While it owns the McLaren Vale Vinpac, Woolies does not own the land there.

If however it were to buy the Ryecroft/Rosemount facility, with its land, Woolies would have ample space to relocate the bottling hall and purchase cheaply the little-known Rycroft brand, with its history, which is older than Rosemount's.

McLaren Vale insiders have enjoyed joking that the biggest difference between the Vales and the Barossa is simple: the Barossa is Woolies country; McLaren Vale was not. They may soon be forced to eat those words.

Or drink them, whether they bear the Rosemount tag or not. As the Rosemount winery is now shut, its value has fallen. But in their press statements, the TWE propagandists may have quietly added a little value to the name Ryecroft. They have, in a strange manner, relaunched it.


Anonymous said...

I think its just corporate bullshit that the friday before they announce the closure, TWE seeks approval from their shareholders to grant CEO 764000 shares for free, today equivalent to more than $3million, if he increases performance.

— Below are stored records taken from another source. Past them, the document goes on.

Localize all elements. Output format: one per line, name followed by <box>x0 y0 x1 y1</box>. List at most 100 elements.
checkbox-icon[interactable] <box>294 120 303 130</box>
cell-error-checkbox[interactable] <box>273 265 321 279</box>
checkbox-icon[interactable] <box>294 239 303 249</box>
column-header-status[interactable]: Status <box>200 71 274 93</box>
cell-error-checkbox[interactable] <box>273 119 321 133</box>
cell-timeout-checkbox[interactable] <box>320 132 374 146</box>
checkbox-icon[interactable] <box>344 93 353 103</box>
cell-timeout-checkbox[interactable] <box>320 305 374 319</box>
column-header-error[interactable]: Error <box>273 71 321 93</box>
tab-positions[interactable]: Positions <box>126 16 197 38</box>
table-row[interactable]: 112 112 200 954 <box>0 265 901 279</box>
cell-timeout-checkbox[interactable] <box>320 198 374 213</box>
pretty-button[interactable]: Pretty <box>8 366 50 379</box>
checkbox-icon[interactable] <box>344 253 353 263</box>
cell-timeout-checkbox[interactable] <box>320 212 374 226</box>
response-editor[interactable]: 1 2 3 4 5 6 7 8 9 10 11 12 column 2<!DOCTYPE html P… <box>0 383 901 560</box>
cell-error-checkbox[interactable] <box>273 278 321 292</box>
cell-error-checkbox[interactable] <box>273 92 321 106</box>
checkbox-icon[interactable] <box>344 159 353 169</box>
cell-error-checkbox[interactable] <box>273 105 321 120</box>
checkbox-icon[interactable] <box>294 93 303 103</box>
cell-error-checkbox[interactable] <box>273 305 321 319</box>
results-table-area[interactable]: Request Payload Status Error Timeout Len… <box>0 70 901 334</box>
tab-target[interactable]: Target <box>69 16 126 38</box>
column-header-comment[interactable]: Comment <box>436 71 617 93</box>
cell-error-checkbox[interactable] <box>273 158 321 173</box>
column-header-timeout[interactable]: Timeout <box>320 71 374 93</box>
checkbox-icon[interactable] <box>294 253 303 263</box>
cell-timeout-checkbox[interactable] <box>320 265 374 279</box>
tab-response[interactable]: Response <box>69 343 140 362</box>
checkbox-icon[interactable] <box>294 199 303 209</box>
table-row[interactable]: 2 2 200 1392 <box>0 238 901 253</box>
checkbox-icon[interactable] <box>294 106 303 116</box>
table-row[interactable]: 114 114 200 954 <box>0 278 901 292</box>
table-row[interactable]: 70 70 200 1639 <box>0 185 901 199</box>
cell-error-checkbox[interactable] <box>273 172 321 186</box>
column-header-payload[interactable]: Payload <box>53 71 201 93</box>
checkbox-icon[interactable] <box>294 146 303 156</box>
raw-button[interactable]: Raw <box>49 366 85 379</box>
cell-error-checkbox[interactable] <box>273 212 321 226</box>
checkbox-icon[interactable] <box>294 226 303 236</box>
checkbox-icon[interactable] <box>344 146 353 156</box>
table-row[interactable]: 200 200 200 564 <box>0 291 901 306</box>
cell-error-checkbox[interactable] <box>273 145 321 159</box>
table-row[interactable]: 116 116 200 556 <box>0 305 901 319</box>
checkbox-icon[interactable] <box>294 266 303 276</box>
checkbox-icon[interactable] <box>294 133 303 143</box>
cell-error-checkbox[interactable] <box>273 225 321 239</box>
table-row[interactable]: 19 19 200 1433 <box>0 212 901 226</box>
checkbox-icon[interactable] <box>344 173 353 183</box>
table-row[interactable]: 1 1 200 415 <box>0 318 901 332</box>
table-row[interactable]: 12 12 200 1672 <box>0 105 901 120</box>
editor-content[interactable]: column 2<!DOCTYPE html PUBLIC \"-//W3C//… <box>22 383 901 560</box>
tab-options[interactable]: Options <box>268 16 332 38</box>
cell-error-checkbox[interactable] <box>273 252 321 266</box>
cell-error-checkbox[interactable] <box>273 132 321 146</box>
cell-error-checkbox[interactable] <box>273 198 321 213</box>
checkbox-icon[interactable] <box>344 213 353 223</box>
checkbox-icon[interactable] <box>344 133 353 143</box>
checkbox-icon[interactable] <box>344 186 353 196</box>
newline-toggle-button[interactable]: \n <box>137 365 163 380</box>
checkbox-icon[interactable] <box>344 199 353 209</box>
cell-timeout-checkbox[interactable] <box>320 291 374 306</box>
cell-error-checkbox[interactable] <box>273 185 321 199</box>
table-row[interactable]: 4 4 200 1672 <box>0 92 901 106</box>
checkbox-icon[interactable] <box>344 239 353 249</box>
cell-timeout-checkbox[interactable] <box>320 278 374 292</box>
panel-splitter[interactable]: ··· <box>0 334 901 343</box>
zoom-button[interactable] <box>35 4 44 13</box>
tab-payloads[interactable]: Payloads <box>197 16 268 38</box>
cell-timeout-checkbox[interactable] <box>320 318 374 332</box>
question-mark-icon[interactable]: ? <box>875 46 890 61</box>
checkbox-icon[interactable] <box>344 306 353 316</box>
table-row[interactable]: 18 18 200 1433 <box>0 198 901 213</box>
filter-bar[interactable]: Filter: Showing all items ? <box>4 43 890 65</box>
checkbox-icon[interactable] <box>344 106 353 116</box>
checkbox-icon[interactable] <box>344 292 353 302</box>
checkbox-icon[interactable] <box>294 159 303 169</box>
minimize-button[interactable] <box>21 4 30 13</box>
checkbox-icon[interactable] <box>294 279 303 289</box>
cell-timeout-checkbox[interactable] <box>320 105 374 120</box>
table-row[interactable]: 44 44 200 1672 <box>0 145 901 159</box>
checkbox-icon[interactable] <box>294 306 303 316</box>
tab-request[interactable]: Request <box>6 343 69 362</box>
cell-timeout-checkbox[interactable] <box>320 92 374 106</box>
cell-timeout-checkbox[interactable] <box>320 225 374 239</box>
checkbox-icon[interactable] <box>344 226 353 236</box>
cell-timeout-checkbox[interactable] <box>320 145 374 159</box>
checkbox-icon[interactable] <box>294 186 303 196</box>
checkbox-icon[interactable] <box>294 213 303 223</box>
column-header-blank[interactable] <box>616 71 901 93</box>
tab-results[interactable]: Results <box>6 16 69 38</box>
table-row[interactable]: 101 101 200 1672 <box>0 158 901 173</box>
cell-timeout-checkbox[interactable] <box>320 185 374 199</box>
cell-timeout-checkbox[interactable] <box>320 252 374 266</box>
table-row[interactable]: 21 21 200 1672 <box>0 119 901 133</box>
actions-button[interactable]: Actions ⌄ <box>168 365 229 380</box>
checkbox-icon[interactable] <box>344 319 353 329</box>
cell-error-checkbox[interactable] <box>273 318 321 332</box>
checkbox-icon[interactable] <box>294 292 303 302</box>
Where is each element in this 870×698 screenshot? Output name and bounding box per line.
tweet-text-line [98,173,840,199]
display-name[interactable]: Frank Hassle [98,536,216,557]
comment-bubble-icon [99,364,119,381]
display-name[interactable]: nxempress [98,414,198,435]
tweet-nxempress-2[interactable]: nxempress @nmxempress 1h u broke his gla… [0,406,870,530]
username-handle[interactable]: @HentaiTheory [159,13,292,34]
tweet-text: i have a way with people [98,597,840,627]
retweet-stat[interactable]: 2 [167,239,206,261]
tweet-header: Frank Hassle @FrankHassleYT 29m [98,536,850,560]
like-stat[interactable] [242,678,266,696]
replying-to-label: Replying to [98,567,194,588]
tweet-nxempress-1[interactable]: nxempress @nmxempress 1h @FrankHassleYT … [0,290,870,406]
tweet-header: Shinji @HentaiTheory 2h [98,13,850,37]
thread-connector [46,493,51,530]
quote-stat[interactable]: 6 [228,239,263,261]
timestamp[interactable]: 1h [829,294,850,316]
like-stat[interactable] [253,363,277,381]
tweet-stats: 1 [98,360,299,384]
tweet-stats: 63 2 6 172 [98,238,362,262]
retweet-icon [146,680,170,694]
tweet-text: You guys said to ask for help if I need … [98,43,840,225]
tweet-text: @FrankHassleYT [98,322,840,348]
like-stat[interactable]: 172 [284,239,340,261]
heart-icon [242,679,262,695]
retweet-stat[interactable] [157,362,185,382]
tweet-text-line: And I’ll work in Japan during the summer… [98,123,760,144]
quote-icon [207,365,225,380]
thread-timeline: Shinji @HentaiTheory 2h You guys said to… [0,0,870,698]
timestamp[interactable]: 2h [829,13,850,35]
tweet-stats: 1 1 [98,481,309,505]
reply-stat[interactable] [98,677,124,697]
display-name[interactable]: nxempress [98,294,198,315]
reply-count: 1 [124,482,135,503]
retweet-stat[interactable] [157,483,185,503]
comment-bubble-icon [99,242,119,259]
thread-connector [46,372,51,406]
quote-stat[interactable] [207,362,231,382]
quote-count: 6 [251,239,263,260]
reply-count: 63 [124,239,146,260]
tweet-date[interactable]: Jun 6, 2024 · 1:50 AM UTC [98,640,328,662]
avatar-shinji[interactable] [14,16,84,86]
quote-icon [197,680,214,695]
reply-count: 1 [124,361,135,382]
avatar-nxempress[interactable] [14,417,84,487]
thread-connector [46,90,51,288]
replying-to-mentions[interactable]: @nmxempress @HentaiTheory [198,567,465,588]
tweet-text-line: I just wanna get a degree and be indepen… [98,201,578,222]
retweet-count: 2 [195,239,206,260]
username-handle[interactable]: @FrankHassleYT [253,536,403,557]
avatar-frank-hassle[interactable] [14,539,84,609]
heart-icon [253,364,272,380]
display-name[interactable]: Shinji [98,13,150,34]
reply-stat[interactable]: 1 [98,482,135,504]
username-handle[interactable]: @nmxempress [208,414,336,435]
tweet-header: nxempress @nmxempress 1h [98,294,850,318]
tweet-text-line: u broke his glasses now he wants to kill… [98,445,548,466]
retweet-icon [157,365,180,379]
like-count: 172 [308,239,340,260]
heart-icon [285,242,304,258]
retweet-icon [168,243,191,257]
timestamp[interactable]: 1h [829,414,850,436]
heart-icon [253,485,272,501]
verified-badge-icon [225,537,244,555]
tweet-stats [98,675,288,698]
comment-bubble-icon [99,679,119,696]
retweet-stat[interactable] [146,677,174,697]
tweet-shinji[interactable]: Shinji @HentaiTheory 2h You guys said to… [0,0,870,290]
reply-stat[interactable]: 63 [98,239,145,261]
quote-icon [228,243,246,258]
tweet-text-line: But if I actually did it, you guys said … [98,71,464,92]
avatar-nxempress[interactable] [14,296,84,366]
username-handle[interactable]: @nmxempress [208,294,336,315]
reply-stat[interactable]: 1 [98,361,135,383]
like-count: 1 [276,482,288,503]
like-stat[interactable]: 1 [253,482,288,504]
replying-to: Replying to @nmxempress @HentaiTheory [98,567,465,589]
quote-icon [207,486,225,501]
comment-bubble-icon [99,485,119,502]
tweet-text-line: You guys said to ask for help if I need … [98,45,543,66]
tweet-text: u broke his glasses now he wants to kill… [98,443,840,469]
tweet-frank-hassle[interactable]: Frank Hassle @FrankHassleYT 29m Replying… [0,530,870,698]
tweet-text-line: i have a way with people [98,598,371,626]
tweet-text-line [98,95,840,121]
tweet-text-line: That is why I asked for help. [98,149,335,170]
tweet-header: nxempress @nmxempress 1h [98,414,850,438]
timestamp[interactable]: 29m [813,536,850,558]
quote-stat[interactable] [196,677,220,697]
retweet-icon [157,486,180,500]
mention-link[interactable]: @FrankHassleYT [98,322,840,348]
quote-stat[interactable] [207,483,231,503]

Im not saying that rosemount shouldnt be shut, i understand its a competitive market where economies of scale for a producer like TWE are key, but dont announce you want to give 1 person a bonus of 3 and a half mil for increasing performance and then shut down a winery and put 33 people out of work.

Anonymous said...

Allgrove must be shitting over loss lof income to his association, which is addicted to the Big Blokes money. His comment is almost word perfect for what Dudley brown wrote way back when he was chairman and you were trying to stop Constellation Hardys ripping out the John Reynell vineyard. I could remember something along the same non-committal lines. Now I found it, I quote chairman Dudley from your blog:

“as our Association represents the interests of multiple industries, we have long had a policy of not commenting on commercial matters of members or disputes between industry groups except to the extent that they violate the law.

“Constellation’s forerunner company, Hardy’s, has been a member of our association in good standing since the inception of our forerunner bodies.

“We have and continue to actively lobby on matters of urban encroachment in our region (including the recent Glenthorne Farm matter) where and when we can.”

I still think Contellation broke the law by getting govt to overhtrow the heritage listing by devious means so they could pull it out and then pull themselves out.

Toothless Tiger, like every bullshit wine business organization!

Anonymous said...

So Whitey if you're wrong and Treasury simply subdivides that land and jams in a suburb you'd be wrong if you expect the association to oppose it. Keep it up regardless Cobber!


Anonymous said...

Every time I call the associastion I end up speaking to someone different because the person I spoke to last time has left. Are all the staff on short-term contracts or something?

Anonymous said...

McLaren Vale & Fleurieu Visitor Information Centre awarded Gold at SA Tourism Awards 2014

McLaren Vale named South Australia's best wine region in the Adelaide Advertiser

Mentions of either of these things by the association anywhere: none

Anonymous said...

RE: MVGWTA staff turnover.

If you are good enough to know what you are doing, why would you work there?

And if you are incompetent eventually you will be pushed out to pasture.